Even if you're willing to live frugally as a senior, you may end up needing a lot more money than that to enjoy retirement to the fullest. And so you'll need to consistently fund a savings plan to help ensure that you have extra cash to tap on top of Social Security.
When it comes to saving for retirement, it often pays to participate in a 401(k) plan if one is available to you. That's because 401(k)s come with generous annual contribution limits. And many of the employers that sponsor these plans offer matching incentives to boot. For you, that means free money toward retirement.

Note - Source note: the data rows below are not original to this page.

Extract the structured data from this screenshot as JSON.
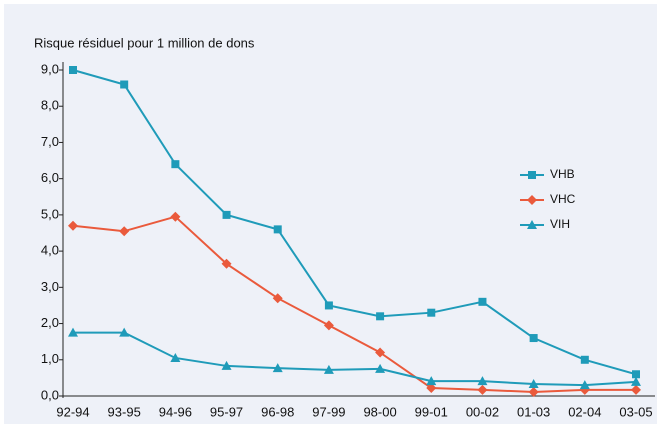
{
  "chart_data": {
    "type": "line",
    "title": "Risque résiduel pour 1 million de dons",
    "categories": [
      "92-94",
      "93-95",
      "94-96",
      "95-97",
      "96-98",
      "97-99",
      "98-00",
      "99-01",
      "00-02",
      "01-03",
      "02-04",
      "03-05"
    ],
    "series": [
      {
        "name": "VHB",
        "color": "#1f9bb9",
        "marker": "square",
        "values": [
          9.0,
          8.6,
          6.4,
          5.0,
          4.6,
          2.5,
          2.2,
          2.3,
          2.6,
          1.6,
          1.0,
          0.6
        ]
      },
      {
        "name": "VHC",
        "color": "#ea5a3c",
        "marker": "diamond",
        "values": [
          4.7,
          4.55,
          4.95,
          3.65,
          2.7,
          1.95,
          1.2,
          0.22,
          0.17,
          0.11,
          0.17,
          0.17
        ]
      },
      {
        "name": "VIH",
        "color": "#1f9bb9",
        "marker": "triangle",
        "values": [
          1.75,
          1.75,
          1.05,
          0.83,
          0.77,
          0.72,
          0.75,
          0.41,
          0.41,
          0.33,
          0.3,
          0.39
        ]
      }
    ],
    "ylim": [
      0,
      9
    ],
    "yticks": [
      {
        "value": 0,
        "label": "0,0"
      },
      {
        "value": 1,
        "label": "1,0"
      },
      {
        "value": 2,
        "label": "2,0"
      },
      {
        "value": 3,
        "label": "3,0"
      },
      {
        "value": 4,
        "label": "4,0"
      },
      {
        "value": 5,
        "label": "5,0"
      },
      {
        "value": 6,
        "label": "6,0"
      },
      {
        "value": 7,
        "label": "7,0"
      },
      {
        "value": 8,
        "label": "8,0"
      },
      {
        "value": 9,
        "label": "9,0"
      }
    ],
    "grid": false,
    "legend": "right"
  }
}
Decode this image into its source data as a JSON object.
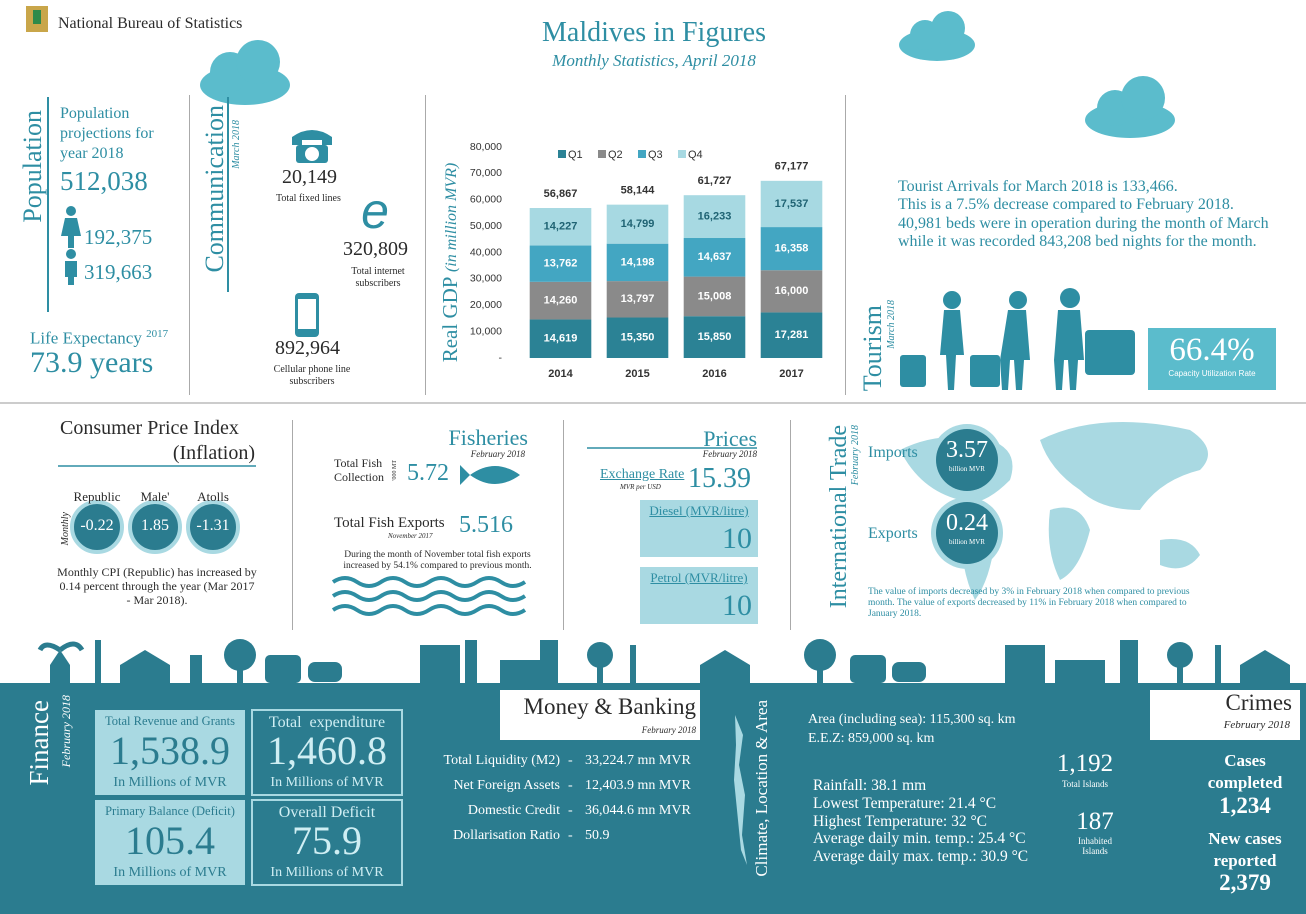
{
  "header": {
    "organization": "National Bureau of Statistics",
    "title": "Maldives in Figures",
    "subtitle": "Monthly Statistics, April 2018"
  },
  "population": {
    "heading": "Population",
    "projection_label": "Population projections for year 2018",
    "total": "512,038",
    "female": "192,375",
    "male": "319,663",
    "life_expectancy_label": "Life Expectancy",
    "life_expectancy_year": "2017",
    "life_expectancy": "73.9 years"
  },
  "communication": {
    "heading": "Communication",
    "period": "March 2018",
    "fixed_lines": "20,149",
    "fixed_lines_label": "Total fixed lines",
    "internet": "320,809",
    "internet_label": "Total internet subscribers",
    "cellular": "892,964",
    "cellular_label": "Cellular phone line subscribers"
  },
  "chart_data": {
    "type": "bar",
    "stacked": true,
    "y_label": "Real GDP",
    "y_label_unit": "(in million MVR)",
    "categories": [
      "2014",
      "2015",
      "2016",
      "2017"
    ],
    "series": [
      {
        "name": "Q1",
        "color": "#2b8295",
        "label_color": "#ffffff",
        "values": [
          14619,
          15350,
          15850,
          17281
        ],
        "value_labels": [
          "14,619",
          "15,350",
          "15,850",
          "17,281"
        ]
      },
      {
        "name": "Q2",
        "color": "#8a8a8a",
        "label_color": "#ffffff",
        "values": [
          14260,
          13797,
          15008,
          16000
        ],
        "value_labels": [
          "14,260",
          "13,797",
          "15,008",
          "16,000"
        ]
      },
      {
        "name": "Q3",
        "color": "#43a6c2",
        "label_color": "#ffffff",
        "values": [
          13762,
          14198,
          14637,
          16358
        ],
        "value_labels": [
          "13,762",
          "14,198",
          "14,637",
          "16,358"
        ]
      },
      {
        "name": "Q4",
        "color": "#a7d9e2",
        "label_color": "#1f6373",
        "values": [
          14227,
          14799,
          16233,
          17537
        ],
        "value_labels": [
          "14,227",
          "14,799",
          "16,233",
          "17,537"
        ]
      }
    ],
    "totals": {
      "values": [
        56867,
        58144,
        61727,
        67177
      ],
      "value_labels": [
        "56,867",
        "58,144",
        "61,727",
        "67,177"
      ]
    },
    "ylim": [
      0,
      80000
    ],
    "yticks": [
      {
        "value": 0,
        "label": "-"
      },
      {
        "value": 10000,
        "label": "10,000"
      },
      {
        "value": 20000,
        "label": "20,000"
      },
      {
        "value": 30000,
        "label": "30,000"
      },
      {
        "value": 40000,
        "label": "40,000"
      },
      {
        "value": 50000,
        "label": "50,000"
      },
      {
        "value": 60000,
        "label": "60,000"
      },
      {
        "value": 70000,
        "label": "70,000"
      },
      {
        "value": 80000,
        "label": "80,000"
      }
    ],
    "grid": false
  },
  "tourism": {
    "heading": "Tourism",
    "period": "March 2018",
    "text": [
      "Tourist Arrivals for March 2018 is 133,466.",
      "This is a 7.5% decrease compared to February 2018.",
      "40,981 beds were in operation during the month of March",
      "while it was recorded 843,208 bed nights for the month."
    ],
    "capacity": "66.4%",
    "capacity_label": "Capacity Utilization Rate"
  },
  "cpi": {
    "title": "Consumer Price Index",
    "subtitle": "(Inflation)",
    "frequency": "Monthly",
    "items": [
      {
        "label": "Republic",
        "value": "-0.22"
      },
      {
        "label": "Male'",
        "value": "1.85"
      },
      {
        "label": "Atolls",
        "value": "-1.31"
      }
    ],
    "note": "Monthly CPI (Republic) has increased by 0.14 percent through the year (Mar 2017 - Mar 2018)."
  },
  "fisheries": {
    "title": "Fisheries",
    "period": "February 2018",
    "collection_label": "Total Fish Collection",
    "collection_unit": "'000 MT",
    "collection": "5.72",
    "exports_label": "Total Fish Exports",
    "exports_period": "November 2017",
    "exports": "5.516",
    "note": "During the month of November total fish exports increased by 54.1% compared to previous month."
  },
  "prices": {
    "title": "Prices",
    "period": "February 2018",
    "exchange_label": "Exchange Rate",
    "exchange_unit": "MVR per USD",
    "exchange_rate": "15.39",
    "diesel_label": "Diesel (MVR/litre)",
    "diesel": "10",
    "petrol_label": "Petrol (MVR/litre)",
    "petrol": "10"
  },
  "trade": {
    "title": "International Trade",
    "period": "February 2018",
    "imports_label": "Imports",
    "imports": "3.57",
    "imports_unit": "billion MVR",
    "exports_label": "Exports",
    "exports": "0.24",
    "exports_unit": "billion MVR",
    "note": "The value of imports decreased by 3% in  February 2018 when compared to previous month. The value of exports decreased by 11% in February 2018 when compared to January 2018."
  },
  "finance": {
    "title": "Finance",
    "period": "February 2018",
    "boxes": [
      {
        "label": "Total Revenue and Grants",
        "value": "1,538.9",
        "unit": "In Millions of MVR"
      },
      {
        "label": "Total  expenditure",
        "value": "1,460.8",
        "unit": "In Millions of MVR"
      },
      {
        "label": "Primary Balance (Deficit)",
        "value": "105.4",
        "unit": "In Millions of MVR"
      },
      {
        "label": "Overall Deficit",
        "value": "75.9",
        "unit": "In Millions of MVR"
      }
    ]
  },
  "banking": {
    "title": "Money & Banking",
    "period": "February 2018",
    "separator": "-",
    "rows": [
      {
        "label": "Total Liquidity (M2)",
        "value": "33,224.7 mn MVR"
      },
      {
        "label": "Net Foreign Assets",
        "value": "12,403.9 mn MVR"
      },
      {
        "label": "Domestic Credit",
        "value": "36,044.6 mn MVR"
      },
      {
        "label": "Dollarisation Ratio",
        "value": "50.9"
      }
    ]
  },
  "climate": {
    "title": "Climate, Location & Area",
    "area": "Area (including sea): 115,300 sq. km",
    "eez": "E.E.Z: 859,000 sq. km",
    "weather": [
      "Rainfall: 38.1 mm",
      "Lowest Temperature: 21.4 °C",
      "Highest Temperature: 32 °C",
      "Average daily min. temp.: 25.4 °C",
      "Average daily max. temp.: 30.9 °C"
    ],
    "total_islands": "1,192",
    "total_islands_label": "Total Islands",
    "inhabited": "187",
    "inhabited_label": "Inhabited Islands"
  },
  "crimes": {
    "title": "Crimes",
    "period": "February 2018",
    "completed_label": "Cases completed",
    "completed": "1,234",
    "new_label": "New cases reported",
    "new": "2,379"
  }
}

But while many workers opt to put their savings into a traditional 401(k), there's another option you may want to consider — a Roth 401(k). Though not every 401(k) comes with a Roth, the percentage of 401(k)s offering one grew to 86% in 2020, up from 75% in 2019 as per the Plan Sponsor Council of America. And the fact that more 401(k)s are offering a Roth is an unquestionably good thing.

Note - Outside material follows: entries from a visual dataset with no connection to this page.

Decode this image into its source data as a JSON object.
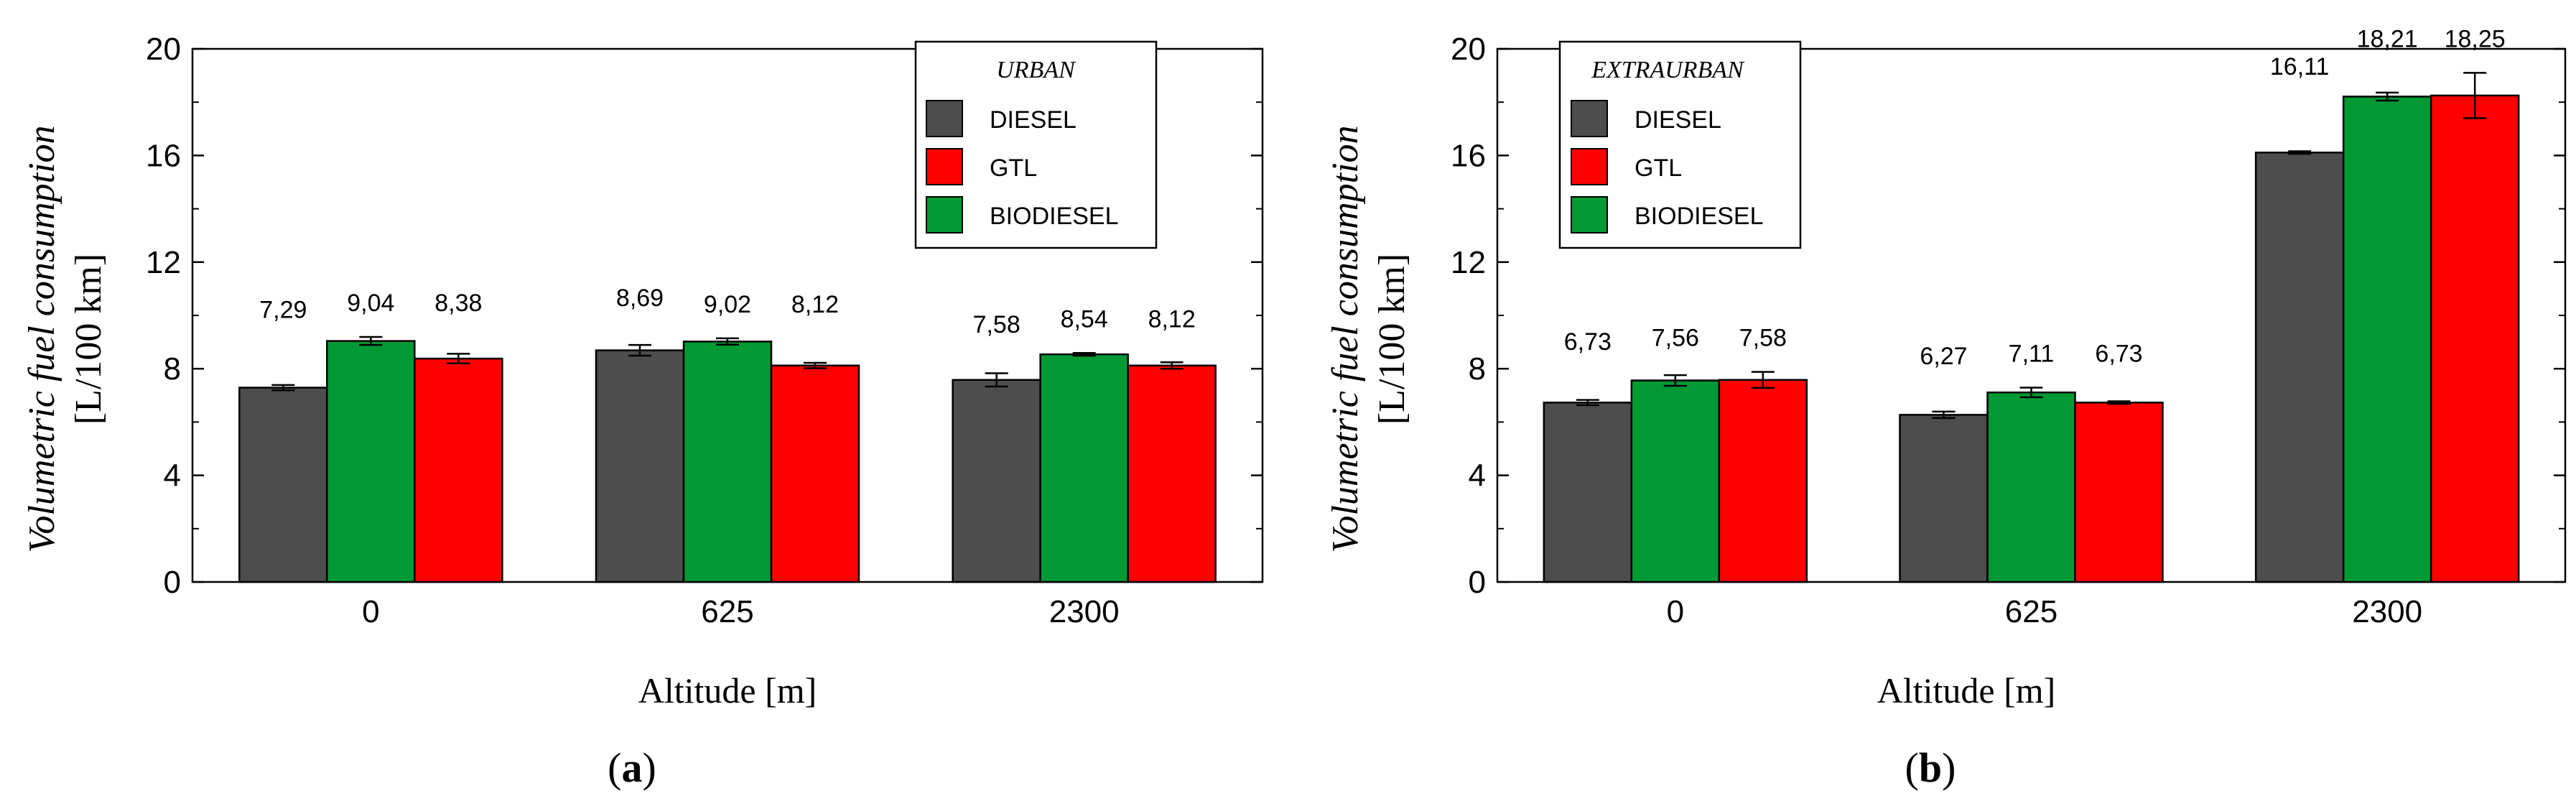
{
  "colors": {
    "DIESEL": "#4d4d4d",
    "GTL": "#ff0000",
    "BIODIESEL": "#009933"
  },
  "chart_data": [
    {
      "type": "bar",
      "panel": "(a)",
      "caption_open": "(",
      "caption_letter": "a",
      "caption_close": ")",
      "legend_title": "URBAN",
      "legend_entries": [
        "DIESEL",
        "GTL",
        "BIODIESEL"
      ],
      "legend_position": "top-right",
      "xlabel": "Altitude [m]",
      "ylabel": "Volumetric fuel consumption",
      "ylabel_unit": "[L/100 km]",
      "ylim": [
        0,
        20
      ],
      "yticks": [
        "0",
        "4",
        "8",
        "12",
        "16",
        "20"
      ],
      "categories": [
        "0",
        "625",
        "2300"
      ],
      "bar_order": [
        "DIESEL",
        "BIODIESEL",
        "GTL"
      ],
      "series": [
        {
          "name": "DIESEL",
          "values": [
            7.29,
            8.69,
            7.58
          ],
          "errors": [
            0.1,
            0.2,
            0.25
          ],
          "labels": [
            "7,29",
            "8,69",
            "7,58"
          ]
        },
        {
          "name": "BIODIESEL",
          "values": [
            9.04,
            9.02,
            8.54
          ],
          "errors": [
            0.15,
            0.12,
            0.05
          ],
          "labels": [
            "9,04",
            "9,02",
            "8,54"
          ]
        },
        {
          "name": "GTL",
          "values": [
            8.38,
            8.12,
            8.12
          ],
          "errors": [
            0.18,
            0.1,
            0.12
          ],
          "labels": [
            "8,38",
            "8,12",
            "8,12"
          ]
        }
      ]
    },
    {
      "type": "bar",
      "panel": "(b)",
      "caption_open": "(",
      "caption_letter": "b",
      "caption_close": ")",
      "legend_title": "EXTRAURBAN",
      "legend_entries": [
        "DIESEL",
        "GTL",
        "BIODIESEL"
      ],
      "legend_position": "top-left",
      "xlabel": "Altitude [m]",
      "ylabel": "Volumetric fuel consumption",
      "ylabel_unit": "[L/100 km]",
      "ylim": [
        0,
        20
      ],
      "yticks": [
        "0",
        "4",
        "8",
        "12",
        "16",
        "20"
      ],
      "categories": [
        "0",
        "625",
        "2300"
      ],
      "bar_order": [
        "DIESEL",
        "BIODIESEL",
        "GTL"
      ],
      "series": [
        {
          "name": "DIESEL",
          "values": [
            6.73,
            6.27,
            16.11
          ],
          "errors": [
            0.1,
            0.12,
            0.05
          ],
          "labels": [
            "6,73",
            "6,27",
            "16,11"
          ]
        },
        {
          "name": "BIODIESEL",
          "values": [
            7.56,
            7.11,
            18.21
          ],
          "errors": [
            0.2,
            0.18,
            0.15
          ],
          "labels": [
            "7,56",
            "7,11",
            "18,21"
          ]
        },
        {
          "name": "GTL",
          "values": [
            7.58,
            6.73,
            18.25
          ],
          "errors": [
            0.3,
            0.05,
            0.85
          ],
          "labels": [
            "7,58",
            "6,73",
            "18,25"
          ]
        }
      ]
    }
  ]
}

The upside of a Roth 401(k)
With a traditional 401(k), the money you contribute goes in on a pre-tax basis, so you get an immediate tax break. From there, your money grows on a tax-deferred basis and withdrawals during retirement are taxable.
Roth 401(k)s work the opposite way. You don't get an immediate tax break on your contributions when you fund a Roth 401(k). But investment gains in your Roth 401(k) are tax-free, and withdrawals are tax-free during retirement.

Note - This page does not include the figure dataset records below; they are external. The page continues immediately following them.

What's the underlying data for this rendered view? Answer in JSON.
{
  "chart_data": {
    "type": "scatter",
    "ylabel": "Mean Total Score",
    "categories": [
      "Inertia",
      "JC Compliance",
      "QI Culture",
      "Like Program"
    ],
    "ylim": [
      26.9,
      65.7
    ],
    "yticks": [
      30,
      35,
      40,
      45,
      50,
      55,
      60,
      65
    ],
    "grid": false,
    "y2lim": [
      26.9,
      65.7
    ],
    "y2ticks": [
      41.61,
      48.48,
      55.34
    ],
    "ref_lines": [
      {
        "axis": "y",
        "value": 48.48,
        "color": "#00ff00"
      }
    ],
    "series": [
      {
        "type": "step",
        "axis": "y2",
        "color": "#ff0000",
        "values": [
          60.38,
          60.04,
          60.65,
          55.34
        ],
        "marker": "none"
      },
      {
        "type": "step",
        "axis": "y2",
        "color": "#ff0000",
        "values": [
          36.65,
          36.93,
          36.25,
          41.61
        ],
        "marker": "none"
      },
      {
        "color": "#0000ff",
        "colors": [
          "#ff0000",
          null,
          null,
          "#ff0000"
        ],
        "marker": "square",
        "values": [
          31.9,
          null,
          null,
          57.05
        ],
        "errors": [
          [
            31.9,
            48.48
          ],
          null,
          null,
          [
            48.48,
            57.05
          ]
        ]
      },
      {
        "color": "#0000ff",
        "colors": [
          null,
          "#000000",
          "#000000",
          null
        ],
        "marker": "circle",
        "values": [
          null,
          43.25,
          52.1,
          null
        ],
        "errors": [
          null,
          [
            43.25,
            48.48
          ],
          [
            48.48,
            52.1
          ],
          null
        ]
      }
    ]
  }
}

It's the latter that could really come in handy. Once you move over to a fixed income, money could get tight. And so not having to fork over a portion of your income to the IRS could really make retirement less stressful from a financial standpoint.
Once you turn 72, you'll also need to take required minimum distributions, or RMDs, from your savings. The only way to get out of RMDs is to open a Roth IRA. And while Roth IRAs are an excellent savings tool, they do come with lower annual contribution limits and no option for an employer match.
RMDs do make it so you have to withdraw a portion of your savings each year, which means you can't keep that money invested in a tax-advantaged fashion. But if you have your savings in a Roth 401(k), your RMDs, like all withdrawals, will be tax-free. And so while those may be forced distributions, at least they won't cause a tax liability for you.
Explore your options
If you're not sure whether your 401(k) comes with a Roth savings feature, it pays to do some digging. And if your plan doesn't, talk to your employer about introducing that option. Putting money into a Roth 401(k) could give you a lot more financial flexibility during retirement — and take a load of stress off your plate later in life.